Die Spiritualität des Fokolar und die Theologie

[2] Eine Epoche, die gezeichnet ist von Namen wie Balthasar und Lubac, Congar und Rahner, Schlier und Welte – um mich auf den Bereich katholischer Theologie im französischen und deutschen Sprachraum zu beschränken – , ist keineswegs als theologisch arm zu bezeichnen. Gibt es bei aller Verschiedenartigkeit der Ansätze, Richtungen und Denkstile unter den genannten Namen Verbindendes? Ja, es gibt Verbindendes, und zwar im Wie und im Was.
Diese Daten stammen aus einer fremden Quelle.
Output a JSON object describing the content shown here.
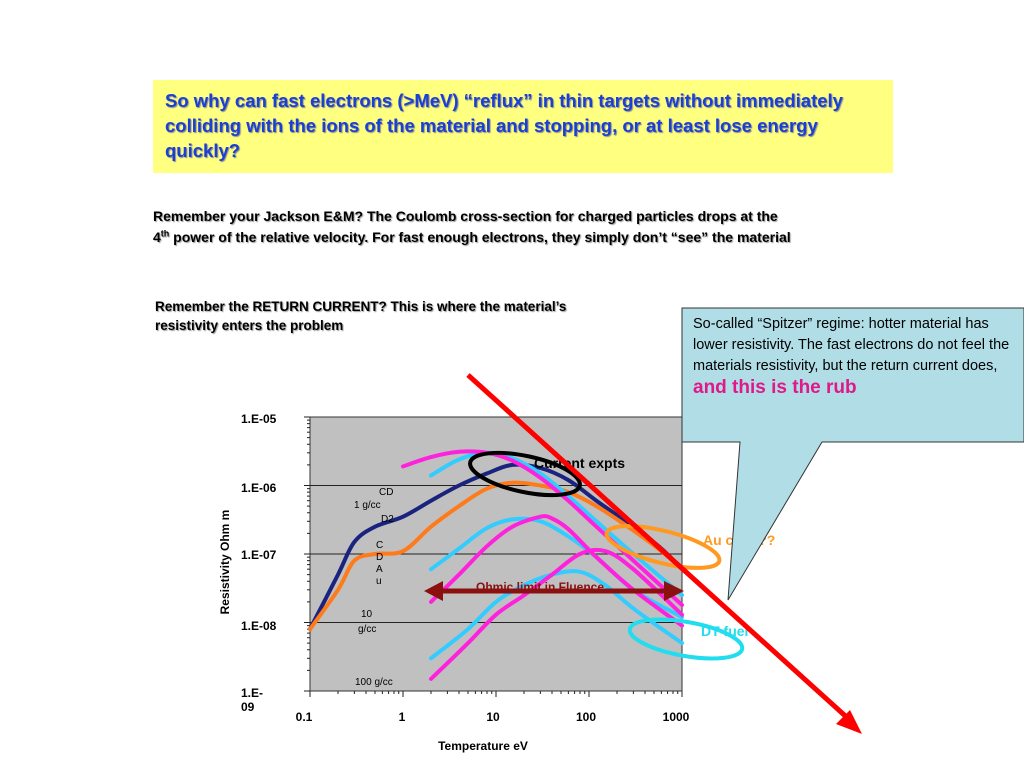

Im Wie: Alle diese Theologen stehen gegen eine Ausklammerung des Glaubens, der Frömmigkeit, des gelebten Lebens von der Methode der Theologie. Bei aller Strenge der Forschung beschränken sie sich nicht auf diese, sondern sehen die Identität der Theologie nur gewahrt durch das „Andere“ gläubiger Existenz, geistlichen Vollzuges. Und dies ist nicht eine Voraussetzung vor der Klammer oder ein Stockwerk darüber, sondern eine innere Qualität des jeweiligen theologischen Denkens in sich. Im Was: Wenn auch in verschiedener Ausprägung und Stoßrichtung fallen zwei Inhalte, zwei Schwerpunkte bei den angegebenen Theologen auf. Man könnte, ein wenig schematisierend, die beiden Stichworte Missio und Communio nennen. Um es etwas genauer und behutsamer zu sagen: Das von Guardini signalisierte „Erwachen der Kirche in den Seelen“ als Zeichen unseres Jahrhunderts trägt und prägt die jeweilige Theologie. Kirche, Gemeinschaft des Glaubens, neues und doch altes Miteinander des Vielen und der Vielen in der katholischen Einheit werden bedacht. Und dies steht in Wechselwirkung mit etwas anderem: mit dem Eingetauchtsein der christlichen Botschaft und der gläubigen Existenz heute in einen grundlegend veränderten welthaften und kulturellen Kontext, in eine säkularisierte Welt, in ein von Gott und Christentum entfremdetes Denken. Begegnung mit dieser Welt, Auseinandersetzung mit ihr, die Frage nach Dialog, [3] Zusammengehörigkeit und Unterscheidung – dies ist die zweite inhaltlich durchgängige Linie.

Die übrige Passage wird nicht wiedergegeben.